THE EUROPEAN Banking Authority’s (EBA) risk dashboard for the first quarter of 2019 shows that NPLs (90 days past due definition) in Cyprus’ three systemic banks amounted to 34.1% compared with the EU average of just 3.1% of total loans.
In absolute terms, bad loans amounted to €6.9 billion. Greece holds the top spot with an NPL ratio of 41.4% or €84.3 billion.
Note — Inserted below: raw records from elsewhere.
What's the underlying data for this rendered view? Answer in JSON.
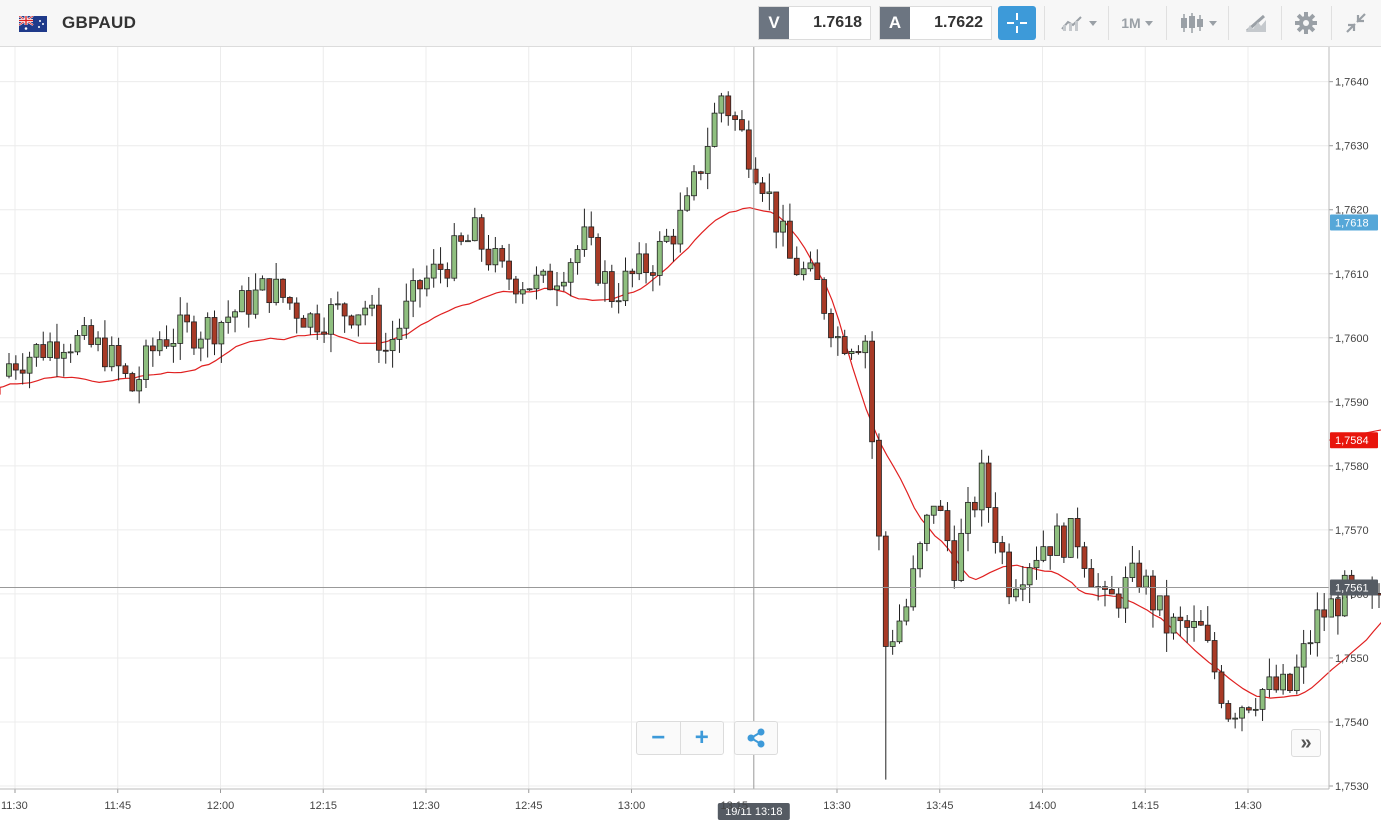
{
  "header": {
    "symbol": "GBPAUD",
    "sell_tag": "V",
    "sell_price": "1.7618",
    "buy_tag": "A",
    "buy_price": "1.7622",
    "timeframe": "1M",
    "flag_icon": "gb-au-flag-icon",
    "icons": [
      "crosshair-icon",
      "indicators-icon",
      "candlestick-icon",
      "draw-icon",
      "gear-icon",
      "collapse-icon"
    ]
  },
  "controls": {
    "zoom_out": "−",
    "zoom_in": "+",
    "scroll_right": "»"
  },
  "chart_data": {
    "type": "candlestick",
    "symbol": "GBPAUD",
    "interval": "1M",
    "x_ticks": [
      "11:30",
      "11:45",
      "12:00",
      "12:15",
      "12:30",
      "12:45",
      "13:00",
      "13:15",
      "13:30",
      "13:45",
      "14:00",
      "14:15",
      "14:30"
    ],
    "y_ticks": [
      "1,7530",
      "1,7540",
      "1,7550",
      "1,7560",
      "1,7570",
      "1,7580",
      "1,7590",
      "1,7600",
      "1,7610",
      "1,7620",
      "1,7630",
      "1,7640"
    ],
    "ylim": [
      1.753,
      1.7643
    ],
    "grid": true,
    "price_labels": [
      {
        "label": "1,7618",
        "value": 1.7618,
        "color": "#56a7d8"
      },
      {
        "label": "1,7584",
        "value": 1.7584,
        "color": "#e8150c"
      },
      {
        "label": "1,7561",
        "value": 1.7561,
        "color": "#555b63"
      }
    ],
    "crosshair": {
      "time_label": "19/11 13:18",
      "price_label": "1,7561",
      "x_time": "13:18",
      "y_value": 1.7561
    },
    "moving_average_color": "#e02020",
    "bull_color": "#8fbf7f",
    "bear_color": "#a83a26"
  }
}
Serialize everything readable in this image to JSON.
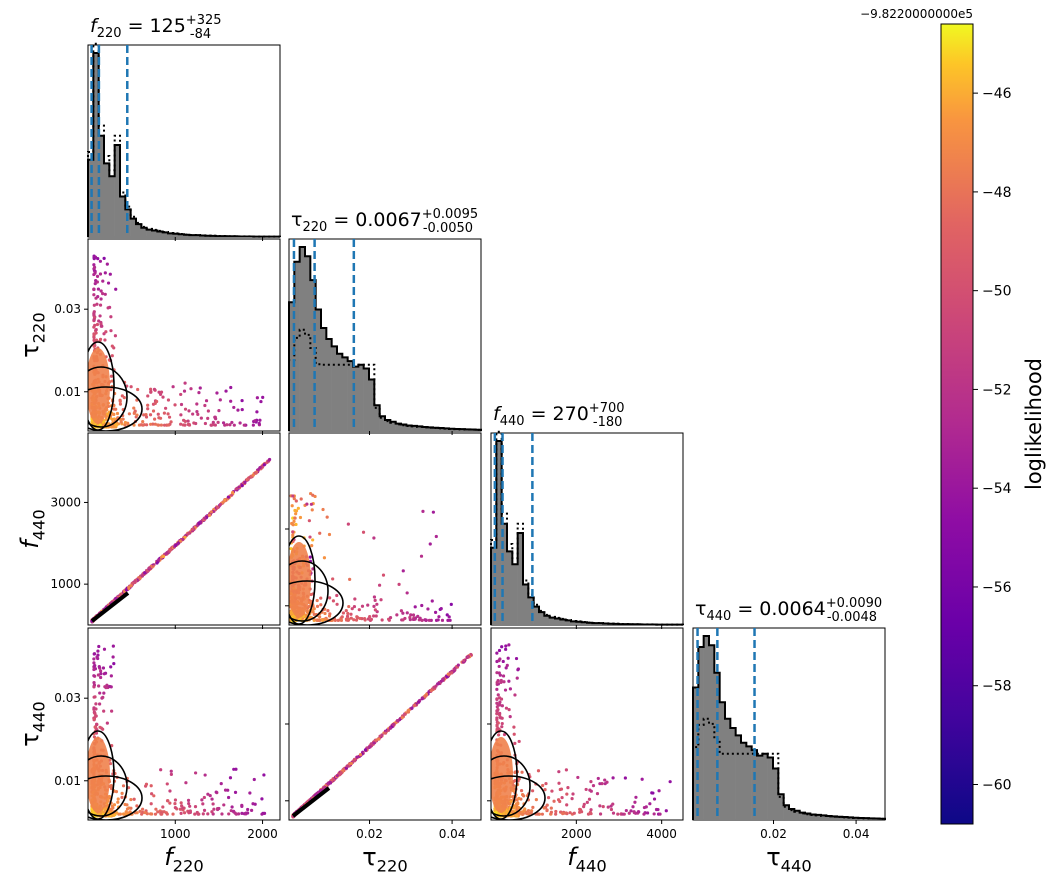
{
  "chart_data": {
    "type": "scatter",
    "parameters": [
      {
        "key": "f220",
        "axis_label": "f220",
        "lim": [
          0,
          2200
        ],
        "ticks": [
          1000,
          2000
        ],
        "tick_labels": [
          "1000",
          "2000"
        ],
        "title": "f220 = 125 +325 -84",
        "median": 125,
        "lo": 41,
        "hi": 450,
        "hist_shape": [
          0.42,
          1.0,
          0.55,
          0.4,
          0.33,
          0.5,
          0.22,
          0.15,
          0.1,
          0.07,
          0.05,
          0.04,
          0.035,
          0.03,
          0.025,
          0.02,
          0.018,
          0.015,
          0.012,
          0.01,
          0.01,
          0.008,
          0.007,
          0.006,
          0.005,
          0.005,
          0.004,
          0.004,
          0.003,
          0.003,
          0.003,
          0.002,
          0.002,
          0.002,
          0.002,
          0.002
        ]
      },
      {
        "key": "tau220",
        "axis_label": "τ220",
        "lim": [
          0.0005,
          0.047
        ],
        "ticks": [
          0.02,
          0.04
        ],
        "tick_labels": [
          "0.02",
          "0.04"
        ],
        "title": "τ220 = 0.0067 +0.0095 -0.0050",
        "median": 0.0067,
        "lo": 0.0017,
        "hi": 0.0162,
        "hist_shape": [
          0.7,
          0.92,
          1.0,
          0.95,
          0.82,
          0.66,
          0.56,
          0.5,
          0.46,
          0.42,
          0.4,
          0.38,
          0.35,
          0.36,
          0.34,
          0.28,
          0.14,
          0.08,
          0.06,
          0.05,
          0.04,
          0.035,
          0.03,
          0.028,
          0.025,
          0.022,
          0.02,
          0.018,
          0.016,
          0.014,
          0.012,
          0.011,
          0.01,
          0.009,
          0.008,
          0.007
        ]
      },
      {
        "key": "f440",
        "axis_label": "f440",
        "lim": [
          0,
          4500
        ],
        "ticks": [
          2000,
          4000
        ],
        "tick_labels": [
          "2000",
          "4000"
        ],
        "title": "f440 = 270 +700 -180",
        "median": 270,
        "lo": 90,
        "hi": 970,
        "hist_shape": [
          0.42,
          1.0,
          0.55,
          0.4,
          0.33,
          0.5,
          0.22,
          0.15,
          0.1,
          0.07,
          0.05,
          0.04,
          0.035,
          0.03,
          0.025,
          0.02,
          0.018,
          0.015,
          0.012,
          0.01,
          0.01,
          0.008,
          0.007,
          0.006,
          0.005,
          0.005,
          0.004,
          0.004,
          0.003,
          0.003,
          0.003,
          0.002,
          0.002,
          0.002,
          0.002,
          0.002
        ]
      },
      {
        "key": "tau440",
        "axis_label": "τ440",
        "lim": [
          0.0005,
          0.047
        ],
        "ticks": [
          0.02,
          0.04
        ],
        "tick_labels": [
          "0.02",
          "0.04"
        ],
        "title": "τ440 = 0.0064 +0.0090 -0.0048",
        "median": 0.0064,
        "lo": 0.0016,
        "hi": 0.0154,
        "hist_shape": [
          0.72,
          0.94,
          1.0,
          0.95,
          0.8,
          0.64,
          0.55,
          0.5,
          0.46,
          0.42,
          0.4,
          0.38,
          0.35,
          0.36,
          0.34,
          0.28,
          0.14,
          0.08,
          0.06,
          0.05,
          0.04,
          0.035,
          0.03,
          0.028,
          0.025,
          0.022,
          0.02,
          0.018,
          0.016,
          0.014,
          0.012,
          0.011,
          0.01,
          0.009,
          0.008,
          0.007
        ]
      }
    ],
    "offdiag_ticks": {
      "tau220_on_f220": {
        "ticks": [
          0.01,
          0.03
        ],
        "labels": [
          "0.01",
          "0.03"
        ]
      },
      "f440_on_f220": {
        "ticks": [
          1000,
          3000
        ],
        "labels": [
          "1000",
          "3000"
        ]
      },
      "tau440_on_f220": {
        "ticks": [
          0.01,
          0.03
        ],
        "labels": [
          "0.01",
          "0.03"
        ]
      }
    },
    "colorbar": {
      "label": "loglikelihood",
      "offset_text": "−9.8220000000e5",
      "range": [
        -60.8,
        -44.6
      ],
      "ticks": [
        -60,
        -58,
        -56,
        -54,
        -52,
        -50,
        -48,
        -46
      ],
      "tick_labels": [
        "−60",
        "−58",
        "−56",
        "−54",
        "−52",
        "−50",
        "−48",
        "−46"
      ],
      "colormap": "plasma"
    },
    "colors": {
      "hist_fill": "#808080",
      "hist_edge": "#000000",
      "median_line": "#1f77b4",
      "contour": "#000000"
    }
  }
}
Portugal posted the third highest NPL rate with just 9.57% and Italy the fourth highest with 8.25%.
However, the EBA noted that NPLs continued their declining trend albeit at a slower pace in the first quarter of the year.
Cyprus NPL coverage ratio was however slightly above the EU average with 45.9% compared with 45.1%.
Cyprus banking system capital ratios were below the EU average in Q1 2019. The CET1 capital ratio for the Cypriot banks amounted to 13.7%, compared with the EU average of 14.7%, while total capital ratio reached 17.4% compared with the EU average of 18.9%.
Cyprus’ ratio of Net Interest Income (NII) amounted to 2.16% compared with the EU average of 1.41%, while the Cypriot banks return on equity climbed to 13.6% compared with the EU average of 6.8%.
Furthermore, Cyprus posted the fifth highest NII to total operating income indicator which in Q1 amounted to 72.4% compared to the EU average of 59%.
According to EBA data, Cyprus posted the fifth highest cost-to-income ratio which amounted to 70.8% compared with the EU average of just 6.63%.
Cyprus’ loan to deposit ratio amounted to 60.1% compared with the EU average of 116%.
Moreover, Cyprus continues to post high liquidity ratios, recording the third highest Liquidity Coverage Ratio (LCR) with 326% compared with the EU average of 153%.